Aux Etats-Unis, où pendant des décennies la pratique de la circoncision, essentiellement pour des raisons sanitaires, a concerné une grande majorité des hommes, elle recule depuis les années 1980, comme ailleurs dans le monde anglo-saxon.
Mais l’OMS la recommande dans ses programmes de lutte antisida en Afrique australe: des signes montrent que la circoncision, pratiquée en toute sécurité, réduit le risque de transmission hétérosexuelle du virus du sida dans les zones d’épidémie, indique l’Organisation.
Aux Philippines, l’ablation du prépuce a une valeur très spécifique dans la culture du pays, relève M. Castro, l’anthropologue. « Un gamin circoncis n’est plus traité comme un jeune garçon, on lui donne des responsabilités plus adaptées à un adulte dans la famille et la société », explique-t-il à l’AFP.
« Un rite de passage est généralement accompli de manière collective », ajoute-t-il. « Il y a toujours un groupe de garçons qui grandit ensemble, va à l’école et est circoncis en même temps ». L’opération coûte entre 40 dollars et 240 dollars quand elle est pratiquée à l’hôpital, l’équivalent d’un mois de salaire pour un ouvrier à Manille.

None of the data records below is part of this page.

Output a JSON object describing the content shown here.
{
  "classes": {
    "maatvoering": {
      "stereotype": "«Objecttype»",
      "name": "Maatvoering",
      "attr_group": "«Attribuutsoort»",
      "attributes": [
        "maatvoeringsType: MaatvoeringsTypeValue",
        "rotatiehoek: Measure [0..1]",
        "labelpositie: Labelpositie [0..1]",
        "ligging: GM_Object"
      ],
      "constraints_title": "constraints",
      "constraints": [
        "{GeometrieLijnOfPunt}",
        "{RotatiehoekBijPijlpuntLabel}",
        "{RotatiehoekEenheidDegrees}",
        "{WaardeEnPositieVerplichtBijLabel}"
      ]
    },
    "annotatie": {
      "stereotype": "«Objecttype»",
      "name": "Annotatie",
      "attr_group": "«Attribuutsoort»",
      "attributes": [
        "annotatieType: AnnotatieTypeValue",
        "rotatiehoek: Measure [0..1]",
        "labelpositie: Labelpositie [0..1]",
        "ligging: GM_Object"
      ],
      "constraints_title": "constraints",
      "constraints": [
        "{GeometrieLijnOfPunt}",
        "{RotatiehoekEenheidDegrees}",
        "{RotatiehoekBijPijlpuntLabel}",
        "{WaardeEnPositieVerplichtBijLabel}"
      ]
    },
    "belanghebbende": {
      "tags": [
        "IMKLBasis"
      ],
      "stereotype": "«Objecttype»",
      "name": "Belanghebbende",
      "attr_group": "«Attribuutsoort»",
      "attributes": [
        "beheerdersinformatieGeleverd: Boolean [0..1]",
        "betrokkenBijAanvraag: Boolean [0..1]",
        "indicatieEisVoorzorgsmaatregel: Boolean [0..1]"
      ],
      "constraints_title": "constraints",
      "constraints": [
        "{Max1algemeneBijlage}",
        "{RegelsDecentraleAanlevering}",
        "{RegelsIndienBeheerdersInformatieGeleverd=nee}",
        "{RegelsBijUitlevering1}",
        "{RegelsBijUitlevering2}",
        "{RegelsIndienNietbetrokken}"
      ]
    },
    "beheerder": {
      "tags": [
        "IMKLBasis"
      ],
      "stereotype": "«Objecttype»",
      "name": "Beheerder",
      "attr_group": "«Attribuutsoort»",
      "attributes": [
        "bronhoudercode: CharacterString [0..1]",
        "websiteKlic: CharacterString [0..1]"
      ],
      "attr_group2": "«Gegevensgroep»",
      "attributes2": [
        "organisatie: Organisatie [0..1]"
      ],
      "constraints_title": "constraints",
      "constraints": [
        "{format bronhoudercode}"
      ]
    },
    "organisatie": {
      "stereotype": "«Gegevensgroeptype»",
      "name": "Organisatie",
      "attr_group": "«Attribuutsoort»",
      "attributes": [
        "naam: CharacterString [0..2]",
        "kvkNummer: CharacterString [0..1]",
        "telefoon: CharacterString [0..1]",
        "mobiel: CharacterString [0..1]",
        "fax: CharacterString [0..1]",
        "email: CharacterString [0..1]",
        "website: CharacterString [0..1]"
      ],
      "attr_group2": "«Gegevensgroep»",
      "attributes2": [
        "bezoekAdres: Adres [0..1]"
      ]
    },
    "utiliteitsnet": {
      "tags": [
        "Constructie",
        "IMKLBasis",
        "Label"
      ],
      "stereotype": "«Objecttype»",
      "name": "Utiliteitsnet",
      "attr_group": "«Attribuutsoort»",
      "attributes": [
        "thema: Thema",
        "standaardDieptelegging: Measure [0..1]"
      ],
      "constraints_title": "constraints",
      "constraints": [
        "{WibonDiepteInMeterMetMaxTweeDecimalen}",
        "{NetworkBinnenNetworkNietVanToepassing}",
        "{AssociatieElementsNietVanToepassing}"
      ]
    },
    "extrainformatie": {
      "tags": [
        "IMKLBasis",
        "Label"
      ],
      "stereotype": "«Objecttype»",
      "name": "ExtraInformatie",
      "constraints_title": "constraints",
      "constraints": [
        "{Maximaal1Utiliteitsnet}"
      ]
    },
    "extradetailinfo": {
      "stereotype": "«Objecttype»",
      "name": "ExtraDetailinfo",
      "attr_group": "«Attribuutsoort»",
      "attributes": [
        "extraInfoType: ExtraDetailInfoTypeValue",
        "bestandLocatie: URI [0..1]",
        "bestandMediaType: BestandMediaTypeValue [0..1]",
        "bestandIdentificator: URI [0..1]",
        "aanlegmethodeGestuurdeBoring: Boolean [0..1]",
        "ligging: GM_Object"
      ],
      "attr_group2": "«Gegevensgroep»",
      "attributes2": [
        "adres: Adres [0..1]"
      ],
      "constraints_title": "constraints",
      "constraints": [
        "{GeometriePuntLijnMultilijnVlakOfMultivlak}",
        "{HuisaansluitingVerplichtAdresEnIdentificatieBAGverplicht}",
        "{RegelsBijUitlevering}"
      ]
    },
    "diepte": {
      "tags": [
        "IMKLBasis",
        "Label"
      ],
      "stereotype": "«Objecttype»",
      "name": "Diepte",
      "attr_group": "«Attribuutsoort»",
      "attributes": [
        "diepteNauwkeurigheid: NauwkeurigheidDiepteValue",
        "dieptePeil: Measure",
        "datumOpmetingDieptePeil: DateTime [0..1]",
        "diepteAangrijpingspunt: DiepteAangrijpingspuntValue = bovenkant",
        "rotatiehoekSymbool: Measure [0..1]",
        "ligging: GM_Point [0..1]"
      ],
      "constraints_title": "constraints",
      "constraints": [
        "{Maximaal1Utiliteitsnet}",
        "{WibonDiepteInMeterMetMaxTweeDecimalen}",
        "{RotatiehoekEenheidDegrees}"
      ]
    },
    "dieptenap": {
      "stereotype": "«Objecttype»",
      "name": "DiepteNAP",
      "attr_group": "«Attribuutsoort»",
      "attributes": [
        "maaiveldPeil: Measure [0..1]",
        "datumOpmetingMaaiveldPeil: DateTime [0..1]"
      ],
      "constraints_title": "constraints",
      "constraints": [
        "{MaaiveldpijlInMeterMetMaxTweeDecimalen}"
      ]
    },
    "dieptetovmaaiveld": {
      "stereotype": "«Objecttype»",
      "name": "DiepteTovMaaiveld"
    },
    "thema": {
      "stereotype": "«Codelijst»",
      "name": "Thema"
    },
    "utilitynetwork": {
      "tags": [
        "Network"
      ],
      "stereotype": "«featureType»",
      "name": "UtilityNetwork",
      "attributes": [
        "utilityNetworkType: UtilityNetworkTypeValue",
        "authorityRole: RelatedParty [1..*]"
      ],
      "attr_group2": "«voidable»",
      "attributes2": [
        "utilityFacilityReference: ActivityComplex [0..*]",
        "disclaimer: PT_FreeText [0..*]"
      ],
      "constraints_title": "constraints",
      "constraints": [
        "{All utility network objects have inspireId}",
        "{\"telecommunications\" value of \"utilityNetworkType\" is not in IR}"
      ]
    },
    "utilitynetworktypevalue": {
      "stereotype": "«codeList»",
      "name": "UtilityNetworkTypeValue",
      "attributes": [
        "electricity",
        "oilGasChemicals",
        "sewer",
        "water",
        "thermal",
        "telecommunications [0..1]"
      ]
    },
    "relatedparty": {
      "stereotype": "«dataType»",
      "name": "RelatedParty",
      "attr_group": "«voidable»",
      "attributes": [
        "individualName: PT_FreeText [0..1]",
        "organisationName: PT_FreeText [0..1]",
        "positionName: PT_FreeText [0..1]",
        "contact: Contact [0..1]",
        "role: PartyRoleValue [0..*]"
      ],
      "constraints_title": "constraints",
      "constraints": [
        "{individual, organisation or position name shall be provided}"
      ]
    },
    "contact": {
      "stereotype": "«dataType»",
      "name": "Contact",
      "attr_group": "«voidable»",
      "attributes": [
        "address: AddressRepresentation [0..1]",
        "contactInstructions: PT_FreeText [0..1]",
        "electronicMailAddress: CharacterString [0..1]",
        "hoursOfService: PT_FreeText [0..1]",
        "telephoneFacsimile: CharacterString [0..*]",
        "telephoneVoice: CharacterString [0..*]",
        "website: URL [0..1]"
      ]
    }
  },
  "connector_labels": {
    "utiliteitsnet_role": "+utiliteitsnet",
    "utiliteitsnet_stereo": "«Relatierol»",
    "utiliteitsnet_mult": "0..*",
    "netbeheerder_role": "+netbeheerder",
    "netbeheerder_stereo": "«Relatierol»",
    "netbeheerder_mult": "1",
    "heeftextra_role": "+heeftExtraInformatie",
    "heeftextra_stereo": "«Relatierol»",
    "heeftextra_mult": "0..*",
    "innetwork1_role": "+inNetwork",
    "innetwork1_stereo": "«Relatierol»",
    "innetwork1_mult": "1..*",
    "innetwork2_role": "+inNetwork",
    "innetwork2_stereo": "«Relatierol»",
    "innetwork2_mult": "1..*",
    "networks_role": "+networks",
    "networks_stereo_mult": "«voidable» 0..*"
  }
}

Pour les garçons de familles pauvres, les séances collectives organisées gratuitement par le gouvernement sont la seule solution. La plupart y vont de bon gré et en sont fiers. « Passer l’épreuve de la circoncision a fait de moi un adolescent à part entière », affirme Erwin Cyrus Elecanal, qui protège de sa main son pénis entouré d’un pansement. « Désormais, je vais être plus mûr et plus utile à ma famille ».